Years before Lana Del Ray re-enacted the Zapruder film in a tasteless music video, Marilyn Manson did the same thing with a better actress for his song "Coma White."
If Antichrist Superstar was Marilyn Manson's Purple Rain, where he set out to make himself the Biggest Star on Earth, Mechanical Animals was his Sign 'o' the Times, where he reflected on the world from his throne. Hearkening to his hero, David Bowie, Manson reinvented himself as an alien rock star ("Omega and the Mechanical Animals") and depicted megastardom excess with surprising vulnerability. It sold about half of what Antichrist Superstar did, and was therefore the last bold artistic statement that he would make. It's also the best record that he's ever released.
For the first time ever, Manson and his mainly interchangeable band had to prove that they could follow up a hit album, and that they didn't need producer Trent Reznor to do it. Thus, the band tried something completely different. Unable to market himself as an outcast after appearing on the cover of Rolling Stone, Manson ditched Satan for Sci-Fi, coming up with a vague concept about alienated celebrity life.
The celebrity role becomes Manson--no matter how much he tours with Slayer, Marilyn Manson has always been a pop star. His first hit was a cover of Eurythmics' "Sweet Dreams," but his finest homage to his synthpop heroes is his glamdustrial original "The Dope Show." Riding a beat unshamefully cribbed from Iggy Pop and Bowie's "Nightclubbing," Manson's acknowledges the temporary state of his place in the world: "They love you when you're on all the covers/When you're not then they love another."
Standing out amongst the record's glam throwbacks, "Rock is Dead" was futuristic enough to get played during the end credits of The Matrix. The "God is in the TV" rejoinder offers rewards as both statement and satire. I don't know what happened to guitarist Zim Zum, but his harmonics here leave Zakk Wylde's in the dust.
Manson wasn't the first rock star to sing about mo money mo problems, but he might have been the funniest.

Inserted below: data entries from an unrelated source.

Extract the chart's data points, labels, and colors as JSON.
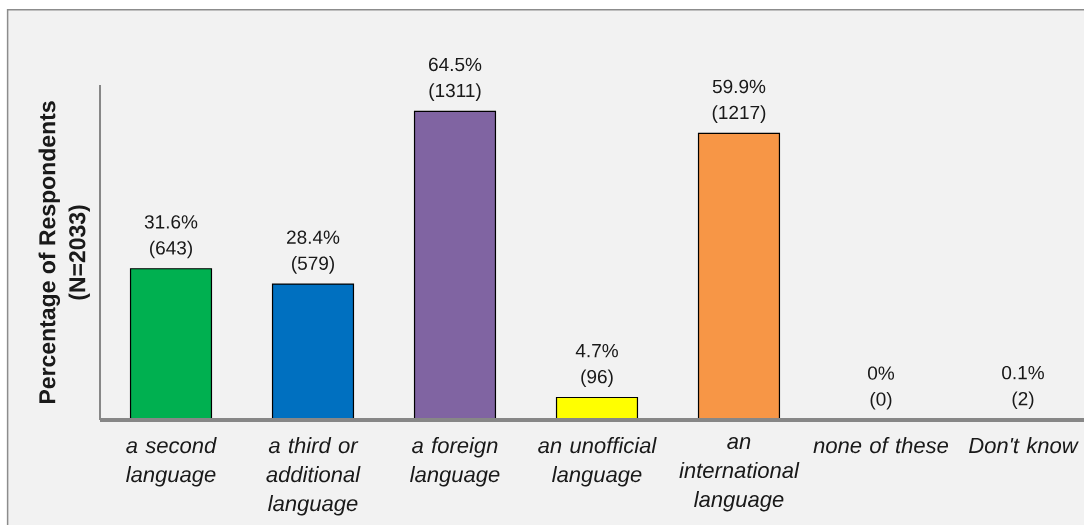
{
  "chart_data": {
    "type": "bar",
    "ylabel": "Percentage of Respondents (N=2033)",
    "categories": [
      "a second language",
      "a third or additional language",
      "a foreign language",
      "an unofficial language",
      "an international language",
      "none of these",
      "Don't know"
    ],
    "values": [
      31.6,
      28.4,
      64.5,
      4.7,
      59.9,
      0,
      0.1
    ],
    "colors": [
      "#00b050",
      "#0070c0",
      "#8064a2",
      "#ffff00",
      "#f79646",
      "#4bacc6",
      "#c0504d"
    ],
    "value_labels": [
      "31.6% (643)",
      "28.4% (579)",
      "64.5% (1311)",
      "4.7% (96)",
      "59.9% (1217)",
      "0% (0)",
      "0.1% (2)"
    ],
    "ylim": [
      0,
      70
    ],
    "tick_labels": "x"
  }
}
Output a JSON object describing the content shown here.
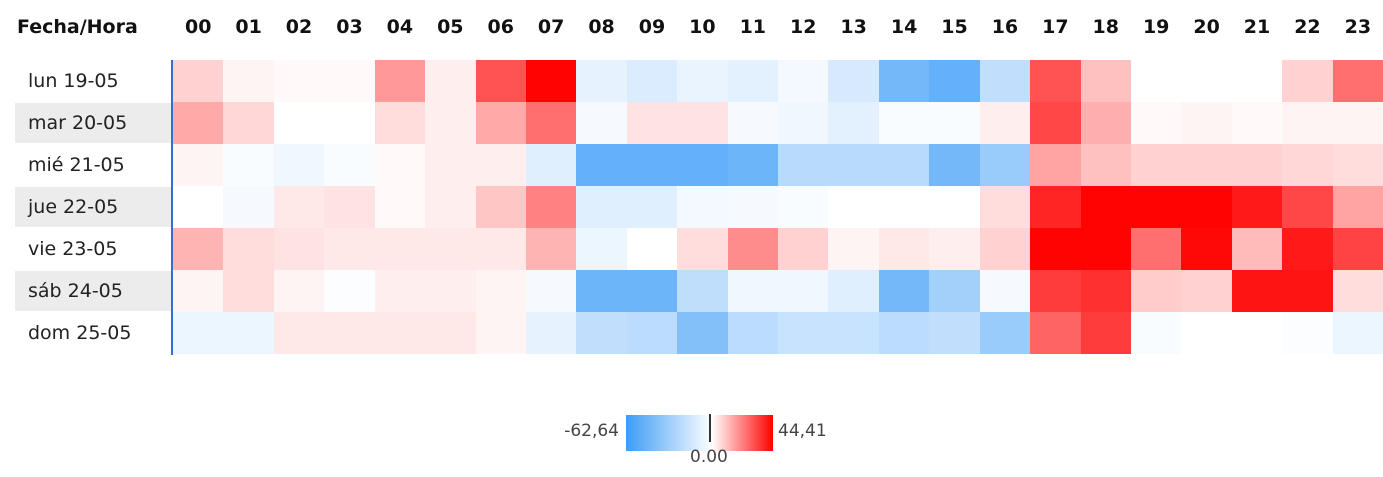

Usually a mediocre lyricist, Manson approached songwriting on Mechanical Animals with a sense of humor that he had lacked before, as heard on "I Don't Like the Drugs (But the Drugs Like Me.)" Not only is it the
first and last good industrial funk song, it's Manson's greatest single, the feather in his prosthetic boobs.
Manson was right. Soon he was not on all the covers and we loved another. But if he ever makes another album this good, he might work his way back.